CS + Problem Solving
CS+X is all about diversity in the computer science field, encouraging participation from underrepresented groups. But it is also about how computer science is used in surprising and wonderful ways, designed to encourage exactly those groups which can feel alienated from the stereotypical culture to give it a go.
I was privileged enough to be able to speak at the UC CS+X Festival run by CompSoc (the UC Computing Society) this year. This is a student-run event which invites speakers from many departments around the university to share how computer science has influenced their work.
My talk was a very general talk, focussing on not a specific subject (I have been fortunate enough to work with multiple different research groups around the university), but on how ideas in computer science can enable problem solving at a higher level. For this talk I spoke about what it means to solve a problem, and how computer science has let us ask the question of what it actually means to solve a problem. It has also enabled us to discover problems that simply cannot be solved, no matter how hard we try, or problems that we cannot actually show are hard at all.

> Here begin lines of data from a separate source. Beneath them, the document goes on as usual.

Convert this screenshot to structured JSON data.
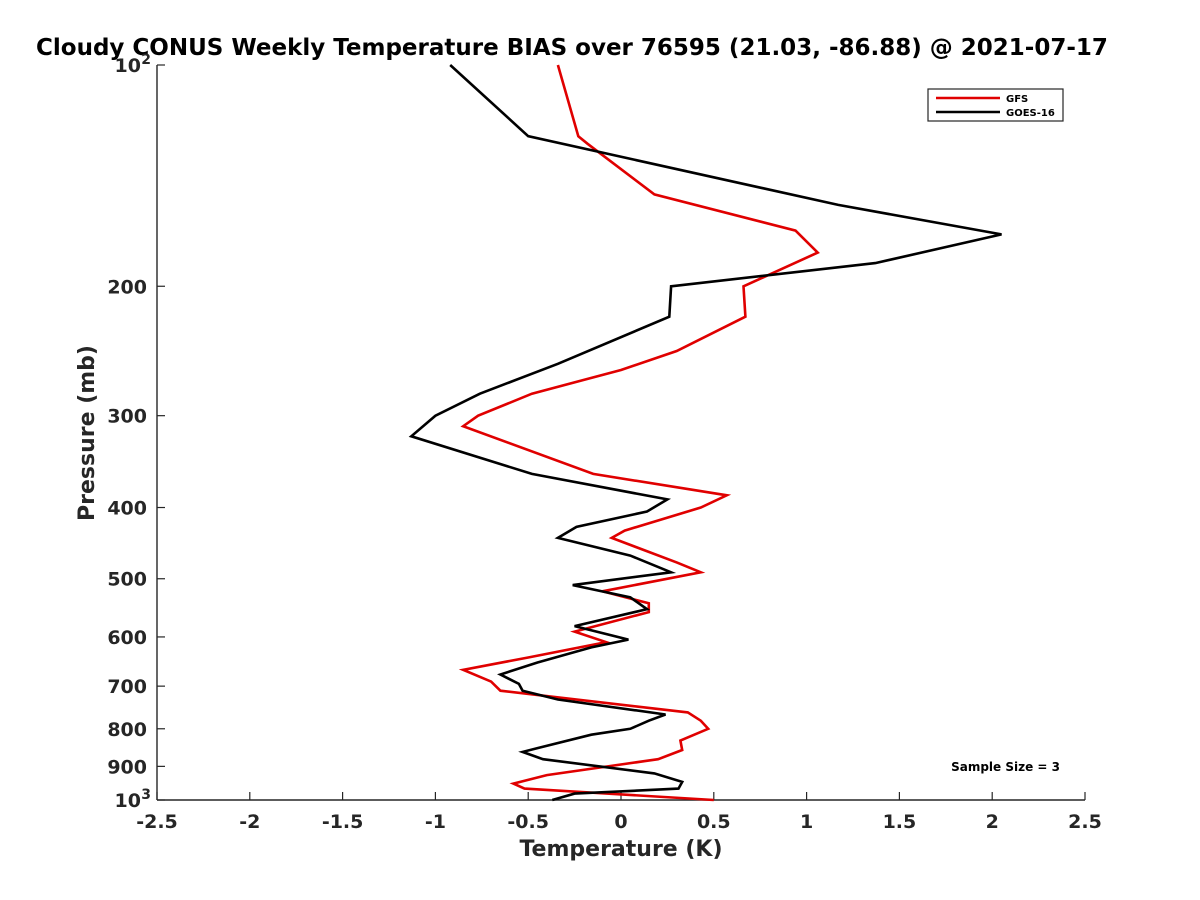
{
  "chart_data": {
    "type": "line",
    "title": "Cloudy CONUS Weekly Temperature BIAS over 76595 (21.03, -86.88) @ 2021-07-17",
    "xlabel": "Temperature (K)",
    "ylabel": "Pressure (mb)",
    "xlim": [
      -2.5,
      2.5
    ],
    "ylim": [
      100,
      1000
    ],
    "y_scale": "log",
    "y_inverted": true,
    "x_ticks": [
      {
        "value": -2.5,
        "label": "-2.5"
      },
      {
        "value": -2,
        "label": "-2"
      },
      {
        "value": -1.5,
        "label": "-1.5"
      },
      {
        "value": -1,
        "label": "-1"
      },
      {
        "value": -0.5,
        "label": "-0.5"
      },
      {
        "value": 0,
        "label": "0"
      },
      {
        "value": 0.5,
        "label": "0.5"
      },
      {
        "value": 1,
        "label": "1"
      },
      {
        "value": 1.5,
        "label": "1.5"
      },
      {
        "value": 2,
        "label": "2"
      },
      {
        "value": 2.5,
        "label": "2.5"
      }
    ],
    "y_ticks": [
      {
        "value": 100,
        "label": "10",
        "sup": "2"
      },
      {
        "value": 200,
        "label": "200",
        "sup": ""
      },
      {
        "value": 300,
        "label": "300",
        "sup": ""
      },
      {
        "value": 400,
        "label": "400",
        "sup": ""
      },
      {
        "value": 500,
        "label": "500",
        "sup": ""
      },
      {
        "value": 600,
        "label": "600",
        "sup": ""
      },
      {
        "value": 700,
        "label": "700",
        "sup": ""
      },
      {
        "value": 800,
        "label": "800",
        "sup": ""
      },
      {
        "value": 900,
        "label": "900",
        "sup": ""
      },
      {
        "value": 1000,
        "label": "10",
        "sup": "3"
      }
    ],
    "legend_position": "top-right",
    "annotation": "Sample Size = 3",
    "grid": false,
    "series": [
      {
        "name": "GFS",
        "color": "#e00000",
        "points": [
          [
            -0.34,
            100
          ],
          [
            -0.23,
            125
          ],
          [
            -0.18,
            128
          ],
          [
            0.18,
            150
          ],
          [
            0.94,
            168
          ],
          [
            1.06,
            180
          ],
          [
            0.66,
            200
          ],
          [
            0.67,
            220
          ],
          [
            0.3,
            245
          ],
          [
            0.0,
            260
          ],
          [
            -0.48,
            280
          ],
          [
            -0.77,
            300
          ],
          [
            -0.85,
            310
          ],
          [
            -0.15,
            360
          ],
          [
            0.57,
            385
          ],
          [
            0.43,
            400
          ],
          [
            0.02,
            430
          ],
          [
            -0.05,
            440
          ],
          [
            0.3,
            475
          ],
          [
            0.43,
            490
          ],
          [
            -0.1,
            520
          ],
          [
            0.15,
            540
          ],
          [
            0.15,
            555
          ],
          [
            -0.25,
            590
          ],
          [
            -0.08,
            610
          ],
          [
            -0.5,
            640
          ],
          [
            -0.85,
            665
          ],
          [
            -0.7,
            690
          ],
          [
            -0.65,
            710
          ],
          [
            0.36,
            760
          ],
          [
            0.43,
            780
          ],
          [
            0.47,
            800
          ],
          [
            0.32,
            830
          ],
          [
            0.33,
            855
          ],
          [
            0.2,
            880
          ],
          [
            -0.4,
            925
          ],
          [
            -0.58,
            950
          ],
          [
            -0.52,
            965
          ],
          [
            0.5,
            1000
          ]
        ]
      },
      {
        "name": "GOES-16",
        "color": "#000000",
        "points": [
          [
            -0.92,
            100
          ],
          [
            -0.5,
            125
          ],
          [
            1.17,
            155
          ],
          [
            2.05,
            170
          ],
          [
            1.37,
            186
          ],
          [
            0.27,
            200
          ],
          [
            0.26,
            220
          ],
          [
            -0.34,
            255
          ],
          [
            -0.76,
            280
          ],
          [
            -1.0,
            300
          ],
          [
            -1.13,
            320
          ],
          [
            -0.48,
            360
          ],
          [
            0.25,
            390
          ],
          [
            0.14,
            405
          ],
          [
            -0.24,
            425
          ],
          [
            -0.34,
            440
          ],
          [
            0.05,
            465
          ],
          [
            0.27,
            490
          ],
          [
            -0.26,
            510
          ],
          [
            0.05,
            530
          ],
          [
            0.14,
            550
          ],
          [
            -0.25,
            580
          ],
          [
            0.04,
            605
          ],
          [
            -0.16,
            620
          ],
          [
            -0.45,
            650
          ],
          [
            -0.65,
            675
          ],
          [
            -0.55,
            695
          ],
          [
            -0.53,
            710
          ],
          [
            -0.34,
            730
          ],
          [
            0.24,
            765
          ],
          [
            0.15,
            780
          ],
          [
            0.05,
            800
          ],
          [
            -0.16,
            815
          ],
          [
            -0.45,
            850
          ],
          [
            -0.53,
            860
          ],
          [
            -0.42,
            880
          ],
          [
            0.18,
            920
          ],
          [
            0.33,
            945
          ],
          [
            0.31,
            965
          ],
          [
            -0.25,
            980
          ],
          [
            -0.37,
            1000
          ]
        ]
      }
    ]
  }
}
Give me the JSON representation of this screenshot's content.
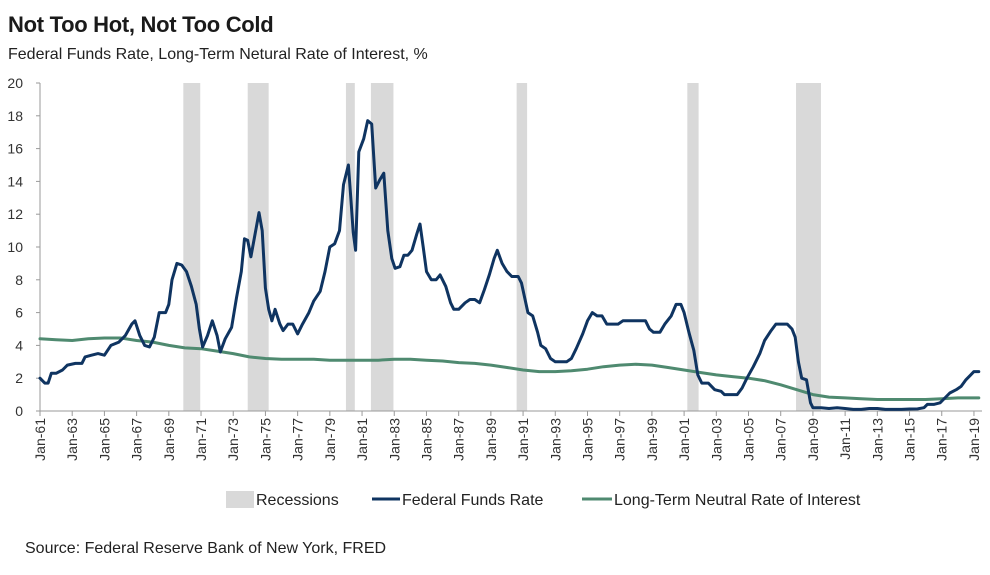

For a more concrete demonstration, I picked just one algorithm, and all the uses it can have. My choice was normalised compression distance (NCD) with tree clustering, a relatively obscure algorithm that takes on a very fundamental concept: what does it mean for two things to be similar? NCD provides a surprisingly versatile metric on a wide range of inputs, which can then be used by pretty much any clustering algorithm available. I chose tree clustering because it is trivial to visualise and not very complicated to program.